Before I put the flat blade needle file away I use it to shave some of the material that is directly ahead of the sharp line of the button and begin the tapering process. I follow that up with an emery board to get a feel for the look of the stem and to assess how much material I will remove in the process.
The next step in the process is to shave more of the material away and adjust the angles of the stem to the button. I use a needle file with a knife shaped blade and draw it across the stem toward the button edge. As I draw the file toward the button it peels the material away. I work it from the point on the stem that I have picked as the place where the new taper will begin. I lightly draw it across the upper portion and deepen the cuts the further I go down the stem. I clean up the sharp edge with the straight file once again. I cut a groove in the material next to the button edge that sets the depth of the bottom of the taper. I work the stem angles until they taper directly into the button and the groove disappears. I used 220 grit sandpaper to clean up the file marks and smooth out the transition of the angles to the button. At this point the definition of the button is finished. All that remains is to shape the button and clean up the marks on the material.

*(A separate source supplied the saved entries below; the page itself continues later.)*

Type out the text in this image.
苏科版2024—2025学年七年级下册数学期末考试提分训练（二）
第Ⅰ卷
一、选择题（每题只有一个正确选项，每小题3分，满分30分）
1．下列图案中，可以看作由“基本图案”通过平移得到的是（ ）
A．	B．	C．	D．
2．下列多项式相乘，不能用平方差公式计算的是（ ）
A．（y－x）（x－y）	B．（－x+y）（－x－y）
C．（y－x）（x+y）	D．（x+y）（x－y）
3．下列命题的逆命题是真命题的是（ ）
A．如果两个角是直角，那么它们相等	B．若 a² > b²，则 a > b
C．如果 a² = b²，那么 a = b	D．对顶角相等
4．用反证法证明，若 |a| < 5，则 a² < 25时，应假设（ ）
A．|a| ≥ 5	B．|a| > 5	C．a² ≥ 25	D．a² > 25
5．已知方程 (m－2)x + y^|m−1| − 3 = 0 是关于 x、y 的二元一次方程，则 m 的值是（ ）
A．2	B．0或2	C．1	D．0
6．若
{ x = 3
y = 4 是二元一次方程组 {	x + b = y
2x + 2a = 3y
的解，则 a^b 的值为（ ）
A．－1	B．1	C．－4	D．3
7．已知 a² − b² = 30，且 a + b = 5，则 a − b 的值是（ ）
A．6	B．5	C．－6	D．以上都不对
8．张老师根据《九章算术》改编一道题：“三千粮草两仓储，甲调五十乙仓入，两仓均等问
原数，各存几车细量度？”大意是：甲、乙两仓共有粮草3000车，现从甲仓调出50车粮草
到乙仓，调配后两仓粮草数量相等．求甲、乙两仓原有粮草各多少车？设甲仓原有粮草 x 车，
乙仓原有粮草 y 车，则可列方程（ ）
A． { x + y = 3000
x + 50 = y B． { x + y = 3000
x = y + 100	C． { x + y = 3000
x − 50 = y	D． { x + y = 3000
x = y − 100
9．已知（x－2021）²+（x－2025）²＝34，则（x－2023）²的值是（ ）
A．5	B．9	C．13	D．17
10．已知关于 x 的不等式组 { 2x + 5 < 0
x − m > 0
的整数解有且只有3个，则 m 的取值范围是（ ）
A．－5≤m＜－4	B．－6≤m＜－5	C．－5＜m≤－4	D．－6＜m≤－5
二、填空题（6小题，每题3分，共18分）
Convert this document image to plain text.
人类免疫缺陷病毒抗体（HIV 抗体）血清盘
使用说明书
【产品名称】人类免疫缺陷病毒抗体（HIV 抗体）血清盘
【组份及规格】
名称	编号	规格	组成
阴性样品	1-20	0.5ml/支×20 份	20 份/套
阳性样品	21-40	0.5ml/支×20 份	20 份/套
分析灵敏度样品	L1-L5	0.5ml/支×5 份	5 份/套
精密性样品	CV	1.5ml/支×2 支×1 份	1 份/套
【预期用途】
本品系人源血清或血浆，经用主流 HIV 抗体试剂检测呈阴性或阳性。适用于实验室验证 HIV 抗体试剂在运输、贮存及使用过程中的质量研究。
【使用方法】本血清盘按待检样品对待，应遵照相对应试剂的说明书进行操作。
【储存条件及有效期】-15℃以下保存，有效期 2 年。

I used the oval needle file to open and flare the edges of the airway to open the airways. Once I have the funnel cut I use a folded piece of sandpaper to clean up the file marks in the slot and smooth out the end of the button. I also use the sandpaper to shape the button and taper and round the edges to make the button oval and smooth.
I worked the curve of the underside of the stem to make a smooth and clean angle that matched the curve of the bottom of the bowl of the pipe. I used 220 grit sandpaper, medium and fine grit sanding sponges to reshape the curve. The next two photos show the curve and the shape of the button on the cut off stem.
Once the shaping was finished I sanded the stem with micromesh sanding pads. I sanded the blade and the button and slot area of the stem at the same time. I wet sanded with 1500-2400 grit sanding pads and dry sanded with 3200-12,000 grit pads. I polished the stem with red Tripoli and White Diamond on the wheel and then gave the stem multiple coats of carnauba to polish and raise the shine.
The finished stem is shown below. The goal in the process is to return the stem as near as possible to its original shape and condition. The button shape is determined by photos or by the remnant of the stem prior to being cut off. The buffed and polished stem should look as close as possible to a factory cut stem. While I have done many of these I still feel like I am in the process of learning. The key to the whole thing is to move slowly, carefully and methodically until the stem is finished. Then sand some more and polish some more… I can’t tell you how many times I have gone back after several months of smoking the pipe and doing a bit more reworking until I am happy with the feel in the mouth.